To get rid of auditors sooner, you need to think about making your business processes as digitally transparent as possible. For example, Broadcom CIO Ken Venner says his company has come through two SarbOx audits with flying colors, thanks to an investment the company made in a suite of Digital Guardian tools from Verdasys in Waltham, Mass.

Broadcom originally invested in the Verdasys tool set, which keeps track of what information is being sent where and prohibits certain data from being distributed without permission, as a way to help safeguard its intellectual property. This information could, for example, be inadvertently e-mailed by an employee to someone outside the company.

An unanticipated upside of that effort was that when Broadcom had to deal with auditors, the Verdasys system, coupled with custom workflow tools and BMC Software’s Remedy I.T. management package, provided the auditors with a clear-cut path to follow across multiple business processes.

That path is created by deploying agent software on all files, tracked by a Verdasys server that can prevent documents from being downloaded to a USB device or even printed.

Similarly, Aspen Aerogels, a maker of synthetic gels for thermal and acoustic applications, turned to IBS America in Lexington, Mass., a provider of a document management framework for environments dealing with compliance issues.

According to Aspen Aerogels quality manager Ann Upton, the company uses the IBS software to keep track of customer interactions and supplier information. She said the vast majority of the company’s employees are already trained on how to use the system, but for the most part the system is transparent to the employees because it does not require any major changes to their workflow to keep track of which documents were attached to a specific business process. In the event of an audit, this means that auditors would be able to quickly follow the flow of information across the company.

In both instances, an ounce of prevention is worth several pounds of cure because the information systems in place make it easier to follow who has access to what data, and when. Most auditors are not looking for immense amounts of detail. What they are looking for is clearly delineated processes that are then effectively monitored. When they can’t follow those processes, they have to try to reconstruct them. Once that happens, they basically move in, complete with assigned office space that, in addition to billable hours, gets paid for by the chief financial officer.

Beyond getting auditors out the door faster, these systems usually provide greater visibility into the business. Having these systems can expose the fact that the company’s biggest customer is actually its least profitable customer, or that one particular business unit is consuming 80% of the back-office services that the rest of the company pays for, making that unit a lot less profitable in reality than it is on paper.

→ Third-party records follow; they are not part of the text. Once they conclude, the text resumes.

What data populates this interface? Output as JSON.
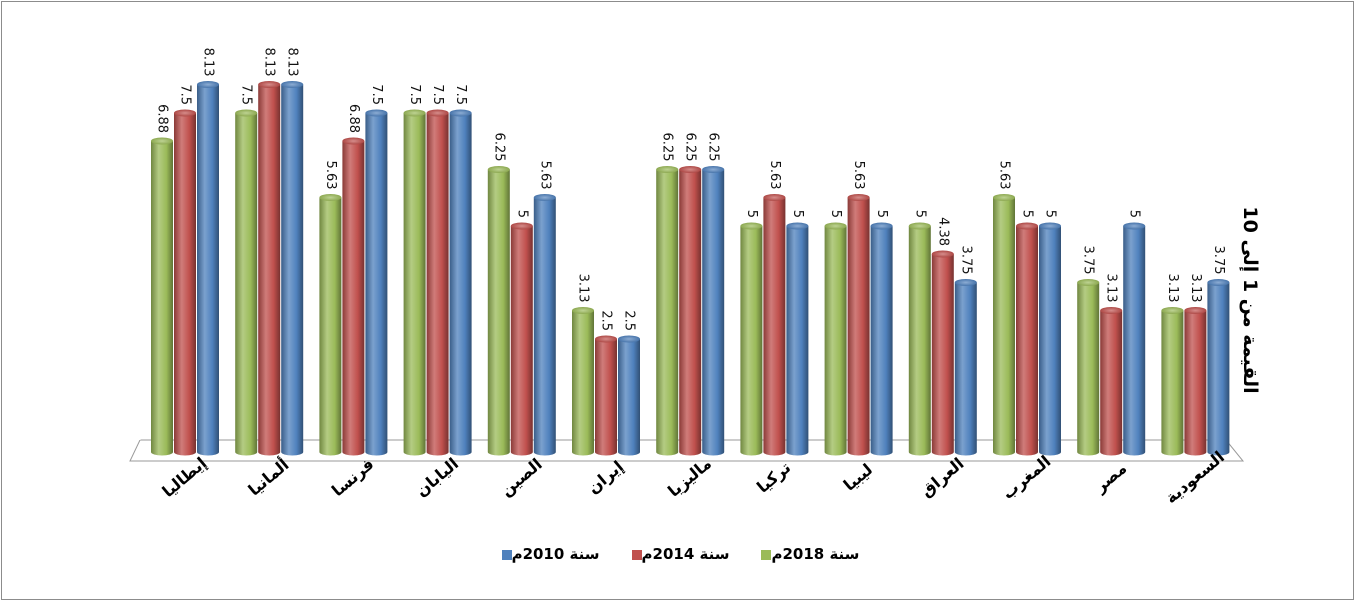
{
  "chart_data": {
    "type": "bar",
    "ylabel": "القيمة من 1 إلى 10",
    "ylim": [
      0,
      10
    ],
    "categories": [
      "إيطاليا",
      "ألمانيا",
      "فرنسا",
      "اليابان",
      "الصين",
      "إيران",
      "ماليزيا",
      "تركيا",
      "ليبيا",
      "العراق",
      "المغرب",
      "مصر",
      "السعودية"
    ],
    "series": [
      {
        "name": "سنة 2018م",
        "color": "#9bbb59",
        "values": [
          6.88,
          7.5,
          5.63,
          7.5,
          6.25,
          3.13,
          6.25,
          5,
          5,
          5,
          5.63,
          3.75,
          3.13
        ]
      },
      {
        "name": "سنة 2014م",
        "color": "#c0504d",
        "values": [
          7.5,
          8.13,
          6.88,
          7.5,
          5,
          2.5,
          6.25,
          5.63,
          5.63,
          4.38,
          5,
          3.13,
          3.13
        ]
      },
      {
        "name": "سنة 2010م",
        "color": "#4f81bd",
        "values": [
          8.13,
          8.13,
          7.5,
          7.5,
          5.63,
          2.5,
          6.25,
          5,
          5,
          3.75,
          5,
          5,
          3.75
        ]
      }
    ],
    "labels": [
      [
        "6.88",
        "7.5",
        "8.13"
      ],
      [
        "7.5",
        "8.13",
        "8.13"
      ],
      [
        "5.63",
        "6.88",
        "7.5"
      ],
      [
        "7.5",
        "7.5",
        "7.5"
      ],
      [
        "6.25",
        "5",
        "5.63"
      ],
      [
        "3.13",
        "2.5",
        "2.5"
      ],
      [
        "6.25",
        "6.25",
        "6.25"
      ],
      [
        "5",
        "5.63",
        "5"
      ],
      [
        "5",
        "5.63",
        "5"
      ],
      [
        "5",
        "4.38",
        "3.75"
      ],
      [
        "5.63",
        "5",
        "5"
      ],
      [
        "3.75",
        "3.13",
        "5"
      ],
      [
        "3.13",
        "3.13",
        "3.75"
      ]
    ],
    "legend_order": [
      2,
      1,
      0
    ],
    "legend_position": "bottom"
  }
}
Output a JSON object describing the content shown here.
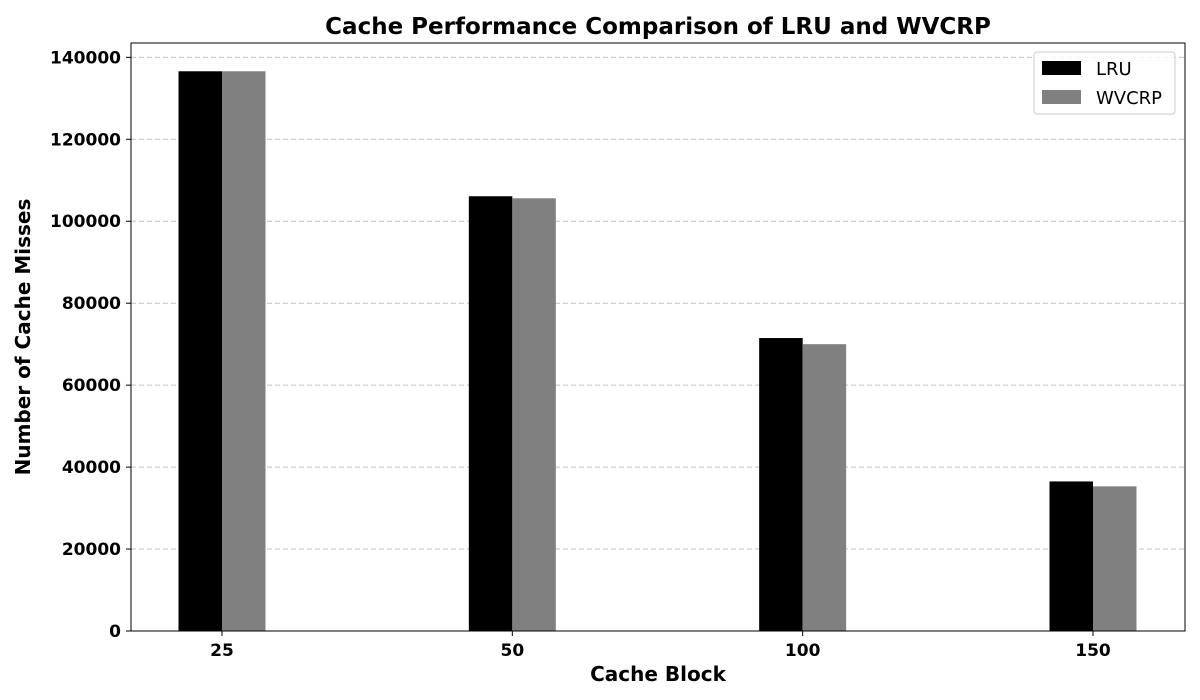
{
  "chart_data": {
    "type": "bar",
    "title": "Cache Performance Comparison of LRU and WVCRP",
    "xlabel": "Cache Block",
    "ylabel": "Number of Cache Misses",
    "categories": [
      "25",
      "50",
      "100",
      "150"
    ],
    "series": [
      {
        "name": "LRU",
        "color": "#000000",
        "values": [
          136600,
          106100,
          71500,
          36500
        ]
      },
      {
        "name": "WVCRP",
        "color": "#808080",
        "values": [
          136600,
          105600,
          70000,
          35300
        ]
      }
    ],
    "ylim": [
      0,
      143500
    ],
    "yticks": [
      0,
      20000,
      40000,
      60000,
      80000,
      100000,
      120000,
      140000
    ],
    "grid": "y-dashed",
    "legend_position": "top-right"
  }
}
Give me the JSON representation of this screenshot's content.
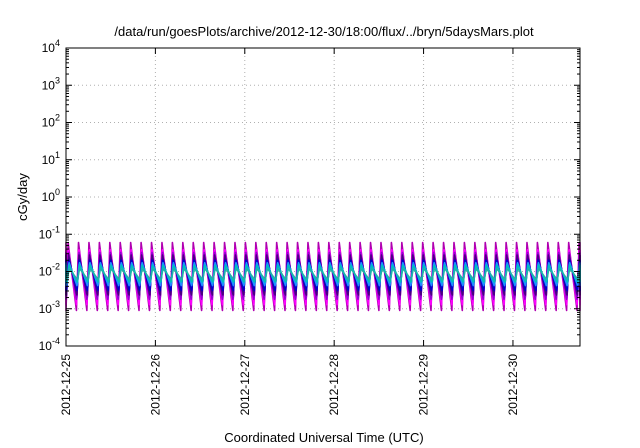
{
  "chart_data": {
    "type": "line",
    "title": "/data/run/goesPlots/archive/2012-12-30/18:00/flux/../bryn/5daysMars.plot",
    "xlabel": "Coordinated Universal Time (UTC)",
    "ylabel": "cGy/day",
    "yscale": "log",
    "ylim": [
      0.0001,
      10000
    ],
    "xlim": [
      "2012-12-25 00:00",
      "2012-12-30 18:00"
    ],
    "grid": true,
    "y_ticks": [
      {
        "base": "10",
        "exp": "-4"
      },
      {
        "base": "10",
        "exp": "-3"
      },
      {
        "base": "10",
        "exp": "-2"
      },
      {
        "base": "10",
        "exp": "-1"
      },
      {
        "base": "10",
        "exp": "0"
      },
      {
        "base": "10",
        "exp": "1"
      },
      {
        "base": "10",
        "exp": "2"
      },
      {
        "base": "10",
        "exp": "3"
      },
      {
        "base": "10",
        "exp": "4"
      }
    ],
    "x_ticks": [
      "2012-12-25",
      "2012-12-26",
      "2012-12-27",
      "2012-12-28",
      "2012-12-29",
      "2012-12-30"
    ],
    "series_colors": [
      "#b000b0",
      "#ff00ff",
      "#9400d3",
      "#4b0082",
      "#0000cd",
      "#1e90ff",
      "#00bfbf",
      "#20b2aa"
    ],
    "periodic_pattern": {
      "period_hours": 2.8,
      "peak_values": [
        0.06,
        0.045,
        0.035,
        0.028,
        0.022,
        0.018,
        0.015,
        0.012
      ],
      "trough_values": [
        0.0009,
        0.0012,
        0.0016,
        0.0022,
        0.003,
        0.004,
        0.005,
        0.006
      ]
    }
  }
}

Of course, you can always hope that this compliance rage will blow over once Congress figures out that the cost of being compliant is causing a drain on productivity, which recently dropped for the first time in many years. But it will take a few hundred thousand audits to quantify compliance’s draining effect on productivity. And in any case, it may be too early to determine whether the tasks of complying may actually increase productivity down the road by forcing us to have greater visibility into our business processes.

In the meantime, minimizing the amount of time auditors spend with your company is never a bad strategy.